It is crazy you don't understand that.
The fact that you were disagreeing with their ethics or politics doesn't change a single thing.
It's also completely useless and hurt the conversation to do personal attacks like saying it's "crazy" to not share your opinion.
Having not read any of the tweets in question, I can not say what the content is about.
However, according to https://www.hg.org/legal-articles/can-you-fire-someone-for-t..., speech about working conditions and union organising is protected.
I suspect none of us armchair lawyers will come up with a simple way to analyse these tweets with a lot of context that isn't available.
We aren't talking about termination on that ground though.
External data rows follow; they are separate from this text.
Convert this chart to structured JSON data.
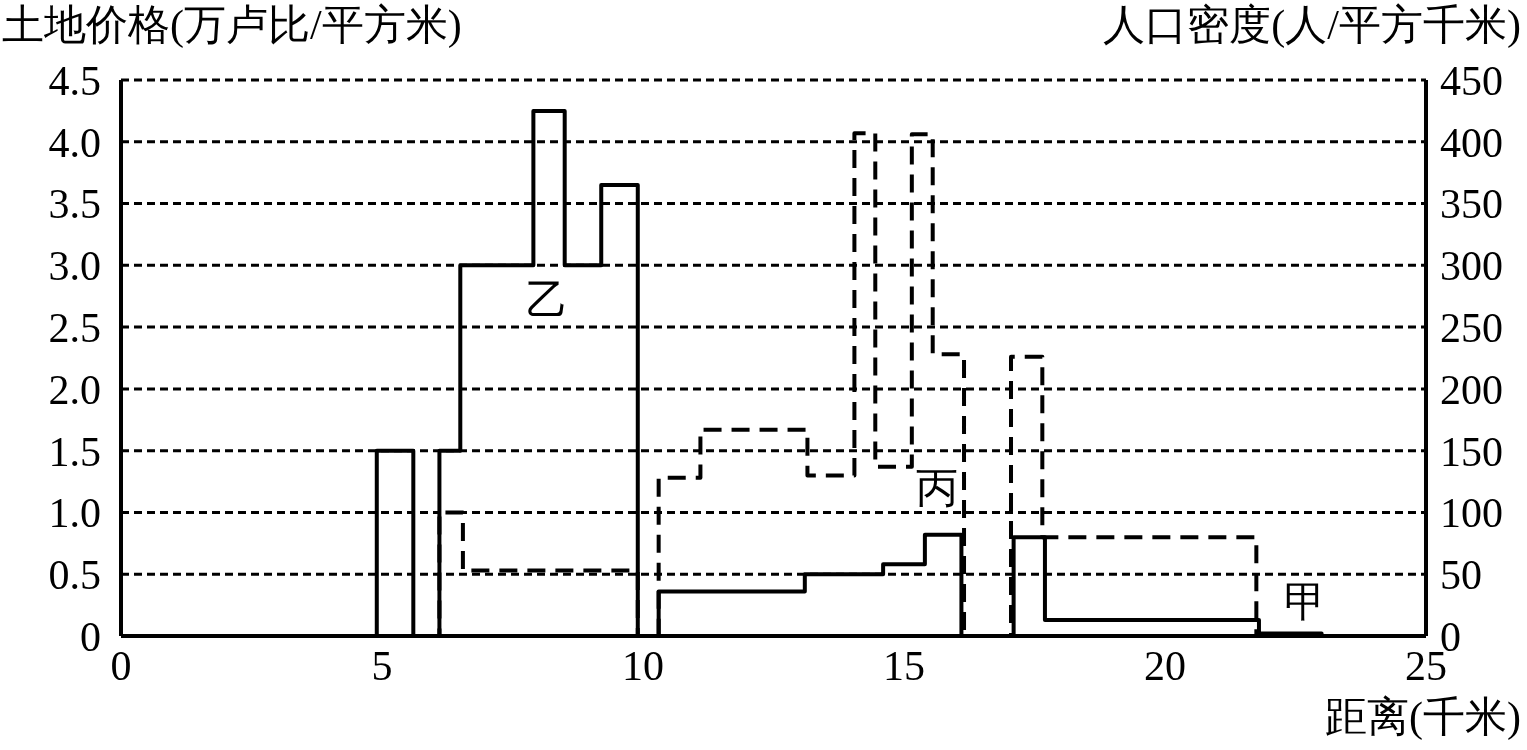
{
  "chart_data": {
    "type": "step",
    "xlabel": "距离(千米)",
    "ylabel": "土地价格(万卢比/平方米)",
    "y2label": "人口密度(人/平方千米)",
    "xlim": [
      0,
      25
    ],
    "xticks": [
      0,
      5,
      10,
      15,
      20,
      25
    ],
    "ylim": [
      0,
      4.5
    ],
    "yticks": [
      0,
      0.5,
      {
        "value": 1,
        "label": "1.0"
      },
      1.5,
      {
        "value": 2,
        "label": "2.0"
      },
      2.5,
      {
        "value": 3,
        "label": "3.0"
      },
      3.5,
      {
        "value": 4,
        "label": "4.0"
      },
      4.5
    ],
    "y2lim": [
      0,
      450
    ],
    "y2ticks": [
      0,
      50,
      100,
      150,
      200,
      250,
      300,
      350,
      400,
      450
    ],
    "grid": "y",
    "series": [
      {
        "color": "#000000",
        "line_style": "solid",
        "x": [
          0,
          4.9,
          5.6,
          6.1,
          6.5,
          7.9,
          8.5,
          9.2,
          9.9,
          10.3,
          13.1,
          14.6,
          15.4,
          16.1,
          17.1,
          17.7,
          21.8,
          23.0
        ],
        "values": [
          0,
          1.5,
          0,
          1.5,
          3.0,
          4.25,
          3.0,
          3.65,
          0,
          0.36,
          0.5,
          0.58,
          0.82,
          0,
          0.8,
          0.13,
          0.02,
          0
        ]
      },
      {
        "color": "#000000",
        "line_style": "dashed",
        "axis": "y2",
        "x": [
          0,
          6.1,
          6.55,
          9.9,
          10.3,
          11.1,
          13.15,
          14.05,
          14.45,
          15.15,
          15.55,
          16.15,
          17.05,
          17.65,
          21.75
        ],
        "values": [
          0,
          100,
          53,
          0,
          128,
          167,
          130,
          407,
          137,
          406,
          228,
          0,
          226,
          80,
          0
        ]
      }
    ],
    "annotations": [
      "乙",
      "丙",
      "甲"
    ]
  }
}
We wouldn't have this discussion here if it was, I would actually agree with it (though I would still find it sad that the company wouldn't try to improve what an employee see as an issue).
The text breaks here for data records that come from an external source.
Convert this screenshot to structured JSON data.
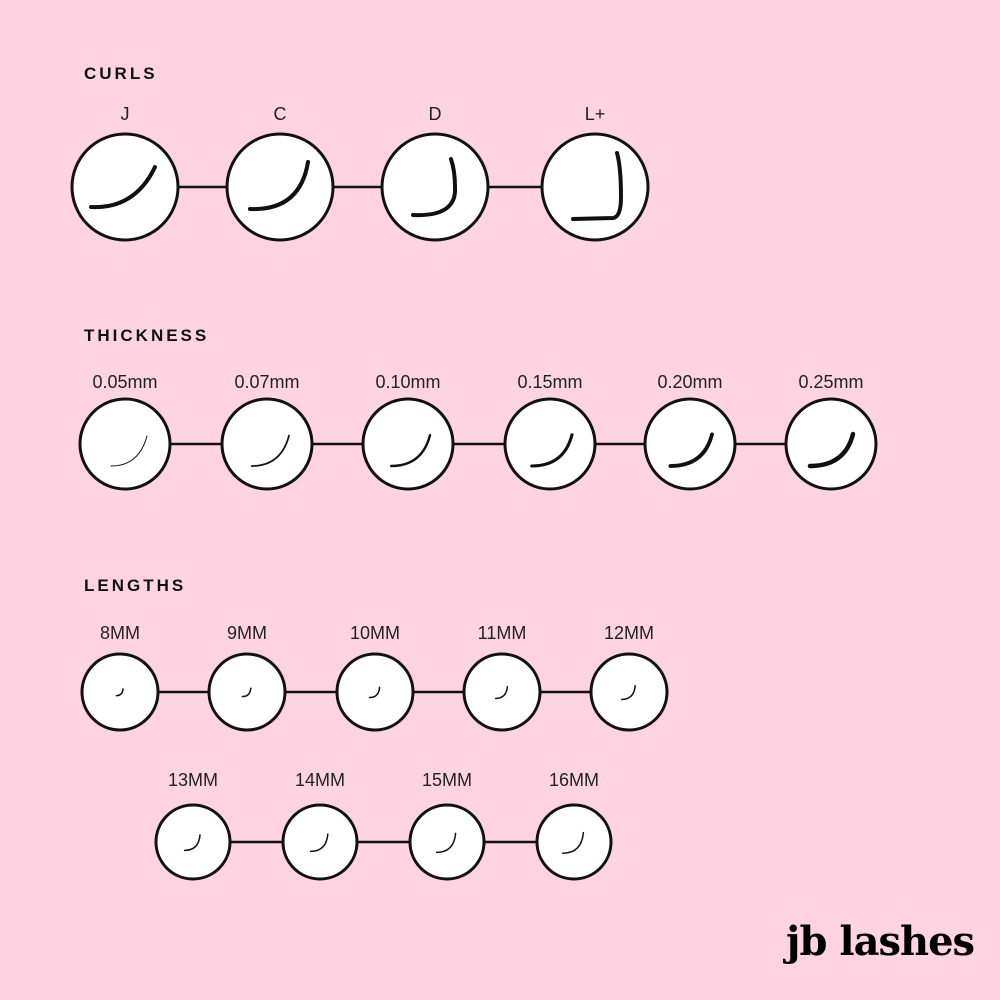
{
  "colors": {
    "background": "#ffd3e1",
    "stroke": "#111111",
    "circle": "#ffffff"
  },
  "sections": [
    {
      "title": "CURLS",
      "items": [
        "J",
        "C",
        "D",
        "L+"
      ]
    },
    {
      "title": "THICKNESS",
      "items": [
        "0.05mm",
        "0.07mm",
        "0.10mm",
        "0.15mm",
        "0.20mm",
        "0.25mm"
      ]
    },
    {
      "title": "LENGTHS",
      "items": [
        "8MM",
        "9MM",
        "10MM",
        "11MM",
        "12MM",
        "13MM",
        "14MM",
        "15MM",
        "16MM"
      ]
    }
  ],
  "logo": "jb lashes"
}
> HR stops you from doing that.
Here's the exact quote from the comment I was answering to:
> You cannot accept a paycheck from a company, while also be trying to subvert it internally.
We weren't talking about "Publicly bad mouthing" but about "subvert it internally", or in a less threatening way "changing how the company works internally". I believe you have all the rights to do this even on its paycheck, it's about improving what the company does, which is pretty much what employees are paid for.
Putting aside the contract law side of this, philosophically what you're saying doesn't make sense to me. If Google were to direct some of its employees tomorrow to restrict the flow of information relating to a hot-button political issue, right in the middle of an election cycle, would it be crazy for some of the employees to attempt to "subvert" the company to prevent that from happening?
Yes, it would be. What they should do in that case is resign. Google isn't the military — you can leave any time you want to.
And while it may not be easy for a black janitor to leave Billy Bob's House of Cars if Billy Bob starts airing racist commercials, given Google salaries and Google's technical reputation, I think it's probably incredibly easy for a Googler to leave at any time.
If you cannot support your employer's decisions, you leave. Think what an impact that would make!
I have a hard time respecting these people for that reason. Hard not to view someone as entitled, or having some form of delusional idealism, when they trash their company on Twitter. Every tweet was made either shortly before or after one their exceptionally large Google paychecks was direct deposited into their account.
Further highlighting this obscure world view, they thought they wouldn’t be fired for these things? Maybe they did know they’d be fired - that would at least be a credible signal of rational thought and motivation.